Many Palestinians are watching nervously to see if Donald Trump’s victory in the U.S. presidential election will strengthen U.S. support for Israeli Prime Minister Benjamin Netanyahu. Trump portrays himself as a more reliable ally for Israel than incumbent president Joe Biden.

More than 43,300 Palestinians have been killed in more than a year of war in Gaza, health authorities in the enclave say.

The war began after Hamas-led militants attacked Israel on Oct. 7, 2023, killing about 1,200 people and taking 251 hostages to Gaza, according to Israeli tallies.

Violence has also surged across the Israeli-occupied West Bank since the start of the Hamas-Israel war in Gaza.

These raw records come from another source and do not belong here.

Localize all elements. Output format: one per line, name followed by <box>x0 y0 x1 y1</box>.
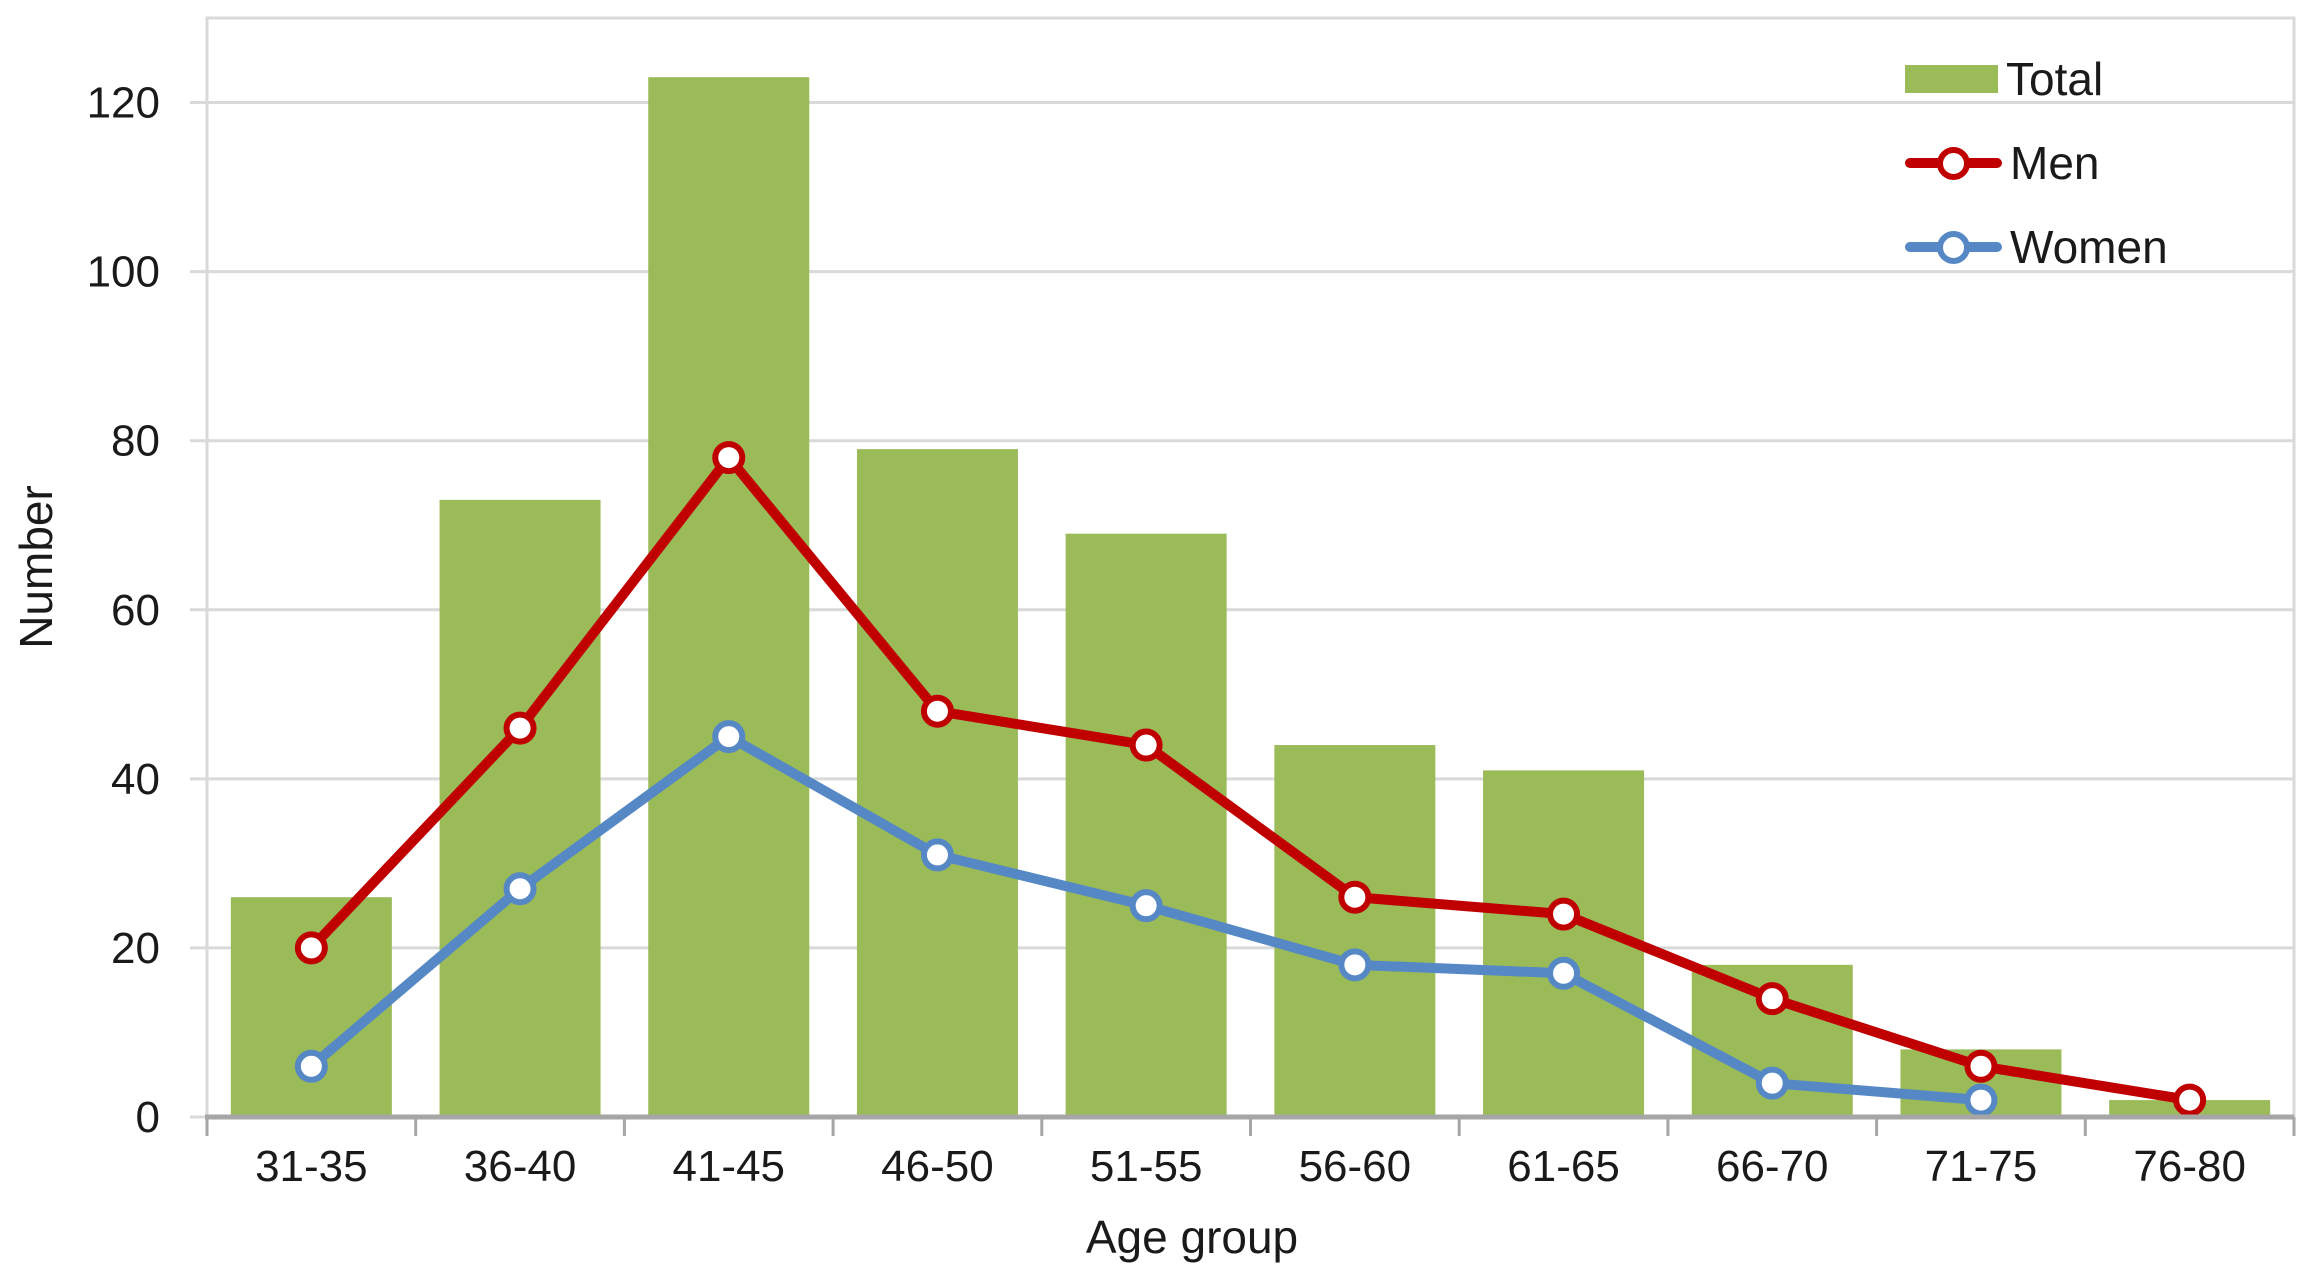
men-marker-66-70 <box>1755 982 1789 1016</box>
lines-layer <box>294 441 2207 1117</box>
x-tick-label-56-60: 56-60 <box>1299 1142 1412 1191</box>
x-tick-label-41-45: 41-45 <box>672 1142 785 1191</box>
bar-total-51-55 <box>1065 533 1227 1117</box>
women-marker-51-55 <box>1129 889 1163 923</box>
x-tick-labels-layer: 31-35 36-40 41-45 46-50 51-55 56-60 61-65 66-70… <box>255 1142 2246 1191</box>
bar-total-46-50 <box>856 449 1018 1118</box>
women-marker-36-40 <box>503 872 537 906</box>
bar-total-61-65 <box>1483 770 1645 1117</box>
bar-total-36-40 <box>439 499 601 1117</box>
women-marker-66-70 <box>1755 1066 1789 1100</box>
women-marker-46-50 <box>920 838 954 872</box>
x-tick-label-71-75: 71-75 <box>1925 1142 2038 1191</box>
legend-label-men: Men <box>2010 137 2100 189</box>
men-marker-51-55 <box>1129 728 1163 762</box>
y-tick-label-120: 120 <box>87 79 160 128</box>
legend-label-total: Total <box>2006 53 2104 105</box>
men-marker-71-75 <box>1964 1049 1998 1083</box>
men-marker-76-80 <box>2173 1083 2207 1117</box>
x-axis-title: Age group <box>1086 1211 1298 1263</box>
total-bar-swatch-icon <box>1905 65 1998 93</box>
y-tick-labels-layer: 0 20 40 60 80 100 120 <box>87 79 160 1142</box>
legend-item-men: Men <box>1905 139 2099 187</box>
legend-item-women: Women <box>1905 223 2168 271</box>
women-marker-31-35 <box>294 1049 328 1083</box>
bar-total-56-60 <box>1274 745 1436 1117</box>
x-tick-label-76-80: 76-80 <box>2133 1142 2246 1191</box>
x-tick-label-36-40: 36-40 <box>464 1142 577 1191</box>
y-tick-label-20: 20 <box>111 924 160 973</box>
men-line <box>306 452 2195 1106</box>
men-marker-41-45 <box>712 441 746 475</box>
bar-total-41-45 <box>648 77 810 1118</box>
bars-layer <box>230 77 2271 1118</box>
x-tick-label-46-50: 46-50 <box>881 1142 994 1191</box>
women-line-swatch-icon <box>1905 230 2002 264</box>
y-tick-label-0: 0 <box>136 1093 160 1142</box>
bar-total-31-35 <box>230 897 392 1117</box>
y-tick-label-40: 40 <box>111 755 160 804</box>
y-tick-label-60: 60 <box>111 586 160 635</box>
men-marker-46-50 <box>920 694 954 728</box>
x-tick-label-51-55: 51-55 <box>1090 1142 1203 1191</box>
x-tick-label-31-35: 31-35 <box>255 1142 368 1191</box>
men-marker-61-65 <box>1547 897 1581 931</box>
women-marker-56-60 <box>1338 948 1372 982</box>
y-axis-title: Number <box>10 485 62 649</box>
x-tick-label-61-65: 61-65 <box>1507 1142 1620 1191</box>
women-marker-71-75 <box>1964 1083 1998 1117</box>
x-tick-label-66-70: 66-70 <box>1716 1142 1829 1191</box>
women-marker-61-65 <box>1547 956 1581 990</box>
men-marker-56-60 <box>1338 880 1372 914</box>
men-marker-31-35 <box>294 931 328 965</box>
y-tick-label-100: 100 <box>87 248 160 297</box>
legend-item-total: Total <box>1905 55 2103 103</box>
men-line-swatch-icon <box>1905 146 2002 180</box>
men-marker-36-40 <box>503 711 537 745</box>
y-tick-label-80: 80 <box>111 417 160 466</box>
legend-label-women: Women <box>2010 221 2168 273</box>
axes-layer <box>190 16 2296 1136</box>
women-marker-41-45 <box>712 720 746 754</box>
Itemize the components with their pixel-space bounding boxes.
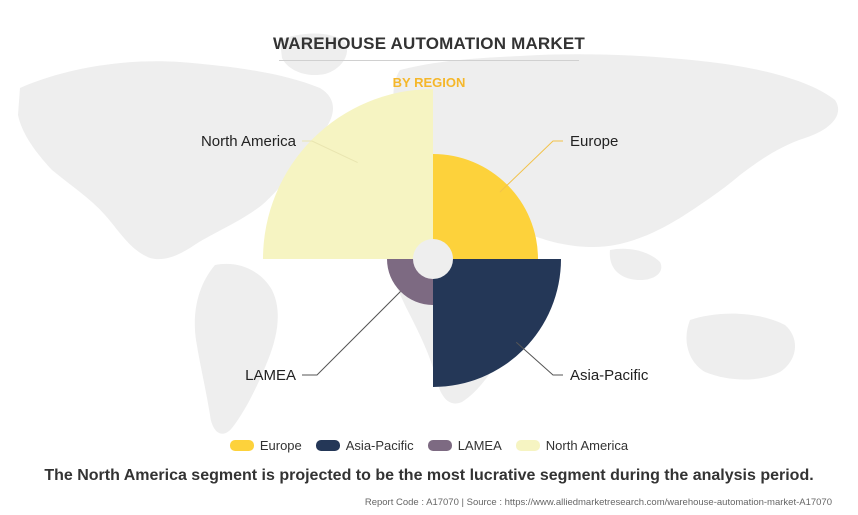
legend-label-europe: Europe	[259, 438, 302, 453]
legend-swatch-north-america	[515, 440, 540, 451]
source-footer: Report Code : A17070 | Source : https://…	[365, 497, 832, 508]
leader-line-lamea	[302, 291, 401, 376]
title-divider	[279, 60, 579, 61]
legend-item-europe[interactable]: Europe	[229, 438, 302, 453]
legend-item-lamea[interactable]: LAMEA	[427, 438, 502, 453]
report-code: Report Code : A17070	[364, 497, 459, 508]
source-link[interactable]: Source : https://www.alliedmarketresearc…	[466, 497, 832, 508]
slice-asia-pacific[interactable]	[433, 259, 561, 387]
legend-swatch-asia-pacific	[315, 440, 340, 451]
slice-lamea[interactable]	[387, 259, 433, 305]
slice-north-america[interactable]	[263, 89, 433, 259]
footer-separator: |	[461, 497, 464, 508]
slice-europe[interactable]	[433, 154, 538, 259]
legend-item-north-america[interactable]: North America	[515, 438, 629, 453]
legend-label-lamea: LAMEA	[457, 438, 502, 453]
leader-line-north-america	[302, 140, 358, 163]
slice-label-asia-pacific: Asia-Pacific	[570, 367, 649, 384]
legend-swatch-lamea	[427, 440, 452, 451]
legend-item-asia-pacific[interactable]: Asia-Pacific	[315, 438, 414, 453]
leader-line-asia-pacific	[515, 341, 563, 376]
legend-label-asia-pacific: Asia-Pacific	[345, 438, 414, 453]
legend-swatch-europe	[229, 440, 254, 451]
legend-label-north-america: North America	[545, 438, 629, 453]
leader-line-europe	[499, 140, 563, 193]
slice-label-lamea: LAMEA	[245, 367, 296, 384]
slice-label-europe: Europe	[570, 133, 618, 150]
chart-subtitle: BY REGION	[392, 75, 466, 90]
chart-legend: Europe Asia-Pacific LAMEA North America	[0, 438, 858, 453]
slice-label-north-america: North America	[201, 133, 297, 150]
chart-caption: The North America segment is projected t…	[44, 467, 814, 484]
chart-title: WAREHOUSE AUTOMATION MARKET	[272, 34, 586, 53]
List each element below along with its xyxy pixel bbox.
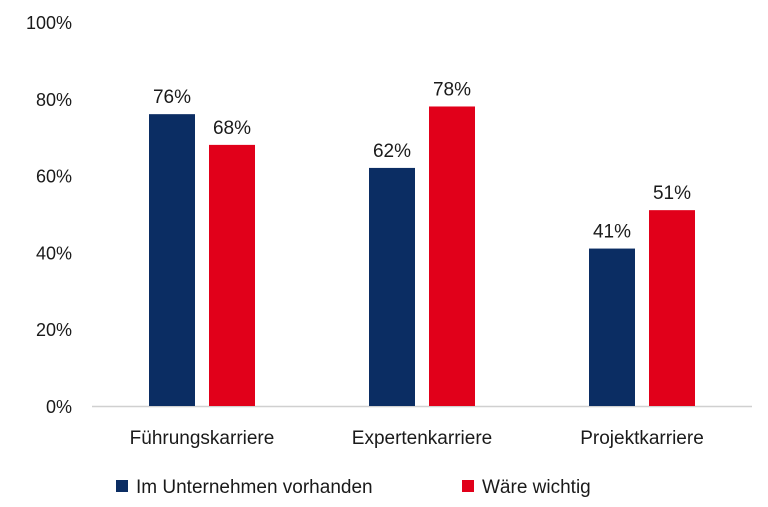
legend-swatch <box>116 480 128 492</box>
bar-wichtig <box>209 144 255 406</box>
x-category-label: Führungskarriere <box>130 428 275 449</box>
bar-wichtig <box>649 210 695 406</box>
data-label: 68% <box>213 118 251 139</box>
x-category-label: Expertenkarriere <box>352 428 492 449</box>
legend-swatch <box>462 480 474 492</box>
bar-vorhanden <box>589 248 635 406</box>
data-label: 51% <box>653 183 691 204</box>
legend-label: Wäre wichtig <box>482 477 591 498</box>
y-tick-label: 80% <box>36 90 72 110</box>
bar-vorhanden <box>149 114 195 406</box>
x-category-label: Projektkarriere <box>580 428 704 449</box>
data-label: 62% <box>373 141 411 162</box>
bar-vorhanden <box>369 167 415 406</box>
y-tick-label: 60% <box>36 167 72 187</box>
y-tick-label: 100% <box>26 13 72 33</box>
y-tick-label: 40% <box>36 243 72 263</box>
data-label: 76% <box>153 87 191 108</box>
y-tick-label: 0% <box>46 397 72 417</box>
data-label: 78% <box>433 79 471 100</box>
bar-wichtig <box>429 106 475 406</box>
y-tick-label: 20% <box>36 320 72 340</box>
legend-label: Im Unternehmen vorhanden <box>136 477 373 498</box>
data-label: 41% <box>593 222 631 243</box>
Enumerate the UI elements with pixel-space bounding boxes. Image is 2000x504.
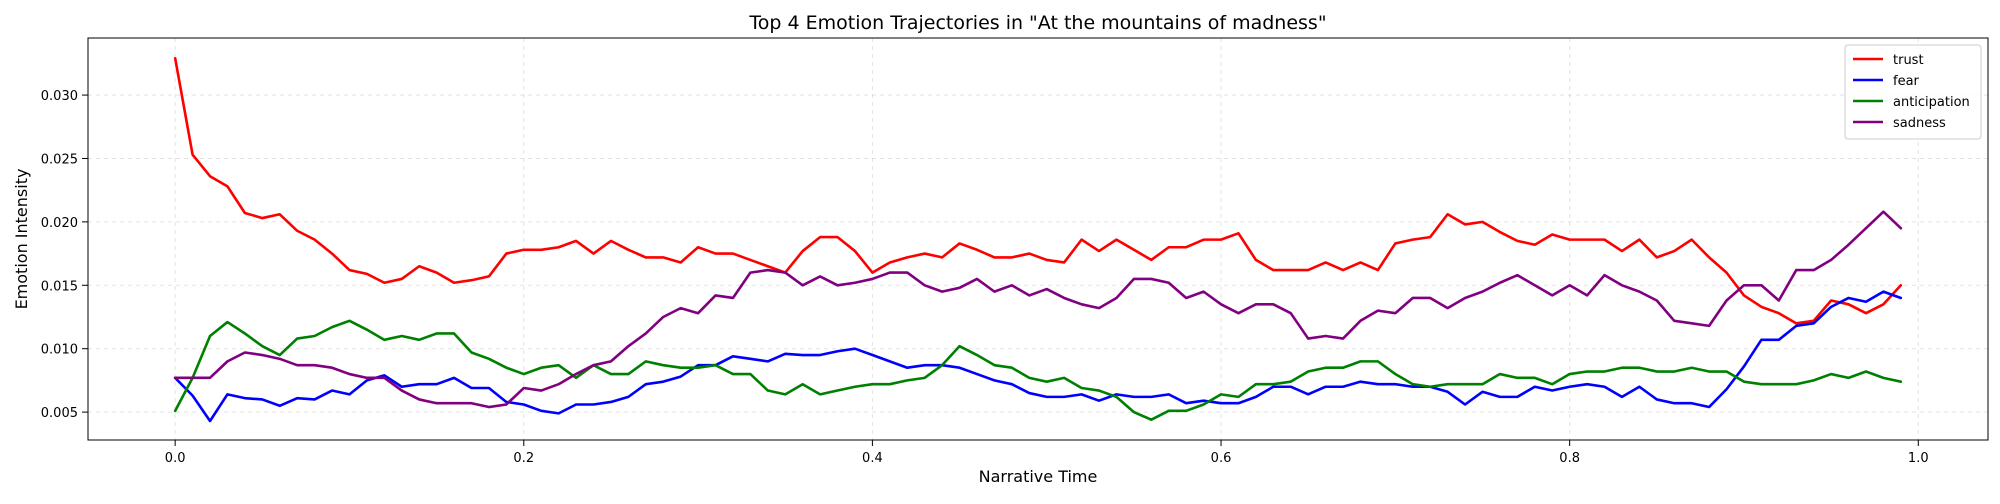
y-tick-label: 0.020 xyxy=(41,216,78,231)
x-axis-label: Narrative Time xyxy=(979,467,1098,486)
series-line-anticipation xyxy=(173,319,1903,422)
x-tick-label: 0.4 xyxy=(862,451,883,466)
legend-label-sadness: sadness xyxy=(1893,116,1946,131)
plot-frame xyxy=(87,37,1989,441)
y-tick-label: 0.015 xyxy=(41,279,78,294)
x-tick-label: 0.6 xyxy=(1211,451,1232,466)
legend: trust fear anticipation sadness xyxy=(1844,44,1982,140)
y-tick-label: 0.005 xyxy=(41,406,78,421)
x-tick-label: 0.2 xyxy=(513,451,534,466)
legend-box xyxy=(1844,44,1982,140)
x-tick-label: 0.8 xyxy=(1559,451,1580,466)
x-tick-label: 0.0 xyxy=(165,451,186,466)
legend-label-anticipation: anticipation xyxy=(1893,95,1970,110)
series-line-sadness xyxy=(173,210,1903,409)
y-axis-label: Emotion Intensity xyxy=(12,169,31,310)
chart-title: Top 4 Emotion Trajectories in "At the mo… xyxy=(748,12,1326,34)
series-lines xyxy=(173,56,1903,423)
y-tick-label: 0.030 xyxy=(41,89,78,104)
legend-label-fear: fear xyxy=(1893,74,1920,89)
series-line-trust xyxy=(173,56,1903,325)
x-tick-label: 1.0 xyxy=(1908,451,1929,466)
y-tick-label: 0.010 xyxy=(41,343,78,358)
y-tick-label: 0.025 xyxy=(41,152,78,167)
y-axis-ticks: 0.005 0.010 0.015 0.020 0.025 0.030 xyxy=(41,89,88,421)
x-axis-ticks: 0.0 0.2 0.4 0.6 0.8 1.0 xyxy=(165,440,1929,466)
series-line-fear xyxy=(173,290,1903,423)
legend-label-trust: trust xyxy=(1893,53,1924,68)
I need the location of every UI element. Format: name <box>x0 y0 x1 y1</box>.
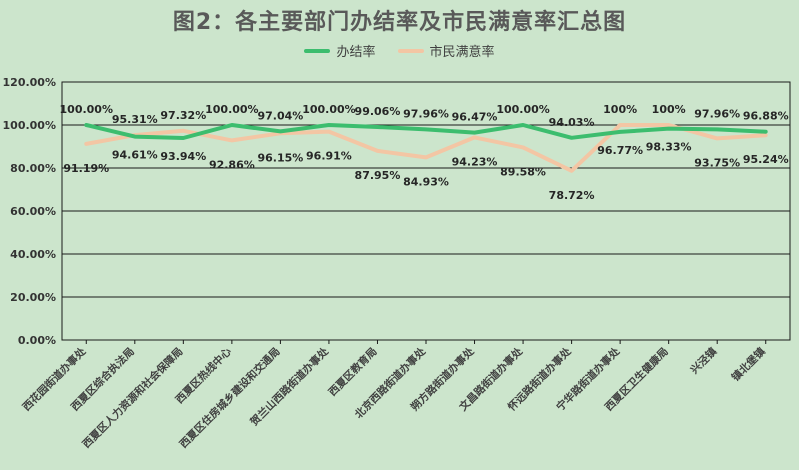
chart-legend: 办结率 市民满意率 <box>0 41 799 60</box>
y-tick-label: 120.00% <box>3 76 56 89</box>
data-label-series-1: 94.61% <box>112 149 158 162</box>
data-label-series-1: 93.94% <box>160 150 206 163</box>
data-label-series-2: 96.91% <box>306 150 352 163</box>
series-line-1 <box>84 123 768 140</box>
data-label-series-1: 98.33% <box>646 141 692 154</box>
y-tick-label: 0.00% <box>18 334 56 347</box>
legend-label-series-1: 办结率 <box>336 45 376 60</box>
x-tick-label: 兴泾镇 <box>688 345 720 377</box>
data-label-series-1: 100.00% <box>496 103 549 116</box>
data-label-series-2: 89.58% <box>500 165 546 178</box>
legend-item-series-1: 办结率 <box>304 41 376 60</box>
data-label-series-2: 92.86% <box>209 158 255 171</box>
legend-swatch-series-1 <box>304 48 331 53</box>
data-label-series-1: 100.00% <box>60 103 113 116</box>
data-label-series-1: 96.88% <box>743 110 789 123</box>
x-tick-label: 镇北堡镇 <box>729 345 768 384</box>
data-label-series-1: 99.06% <box>355 105 401 118</box>
y-tick-label: 100.00% <box>3 119 56 132</box>
data-label-series-2: 100% <box>652 103 686 116</box>
x-tick-label: 西夏区教育局 <box>326 345 380 399</box>
data-label-series-1: 100.00% <box>302 103 355 116</box>
chart-title: 图2：各主要部门办结率及市民满意率汇总图 <box>172 10 627 35</box>
y-tick-label: 60.00% <box>10 205 56 218</box>
data-label-series-2: 94.23% <box>452 155 498 168</box>
y-tick-label: 40.00% <box>10 248 56 261</box>
data-label-series-1: 97.96% <box>694 107 740 120</box>
data-label-series-1: 100.00% <box>205 103 258 116</box>
x-tick-label: 贺兰山西路街道办事处 <box>247 345 331 429</box>
data-label-series-2: 95.24% <box>743 153 789 166</box>
legend-swatch-series-2 <box>397 48 424 53</box>
data-label-series-2: 84.93% <box>403 175 449 188</box>
data-label-series-2: 93.75% <box>694 156 740 169</box>
data-label-series-2: 100% <box>603 103 637 116</box>
data-label-series-1: 96.47% <box>452 111 498 124</box>
data-label-series-2: 87.95% <box>355 169 401 182</box>
y-tick-label: 80.00% <box>10 162 56 175</box>
x-tick-label: 西夏区住房城乡建设和交通局 <box>177 345 283 451</box>
data-label-series-1: 96.77% <box>597 144 643 157</box>
data-label-series-2: 91.19% <box>63 162 109 175</box>
x-tick-label: 西夏区人力资源和社会保障局 <box>80 345 186 451</box>
data-label-series-2: 96.15% <box>257 151 303 164</box>
legend-label-series-2: 市民满意率 <box>429 45 495 60</box>
data-label-series-2: 97.32% <box>160 109 206 122</box>
data-label-series-2: 78.72% <box>549 189 595 202</box>
legend-item-series-2: 市民满意率 <box>397 41 495 60</box>
data-label-series-1: 97.04% <box>257 109 303 122</box>
data-label-series-1: 94.03% <box>549 116 595 129</box>
data-label-series-1: 97.96% <box>403 107 449 120</box>
data-label-series-2: 95.31% <box>112 113 158 126</box>
y-tick-label: 20.00% <box>10 291 56 304</box>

In Tulkarm, Israeli forces shot dead a Palestinian man during a raid, medics said, adding that an Israeli drone had wounded five other people, including a mother and her son, who had learning difficulties.

Hundreds of Palestinians – including armed fighters, stone-throwing youths and civilian bystanders – have been killed in clashes with Israeli security forces.

The Palestinian health ministry, which does not differentiate between civilians and militants in its casualty figures, put the number at 775, including 167 children. Dozens of Israelis have been killed in Palestinian street attacks over the past year.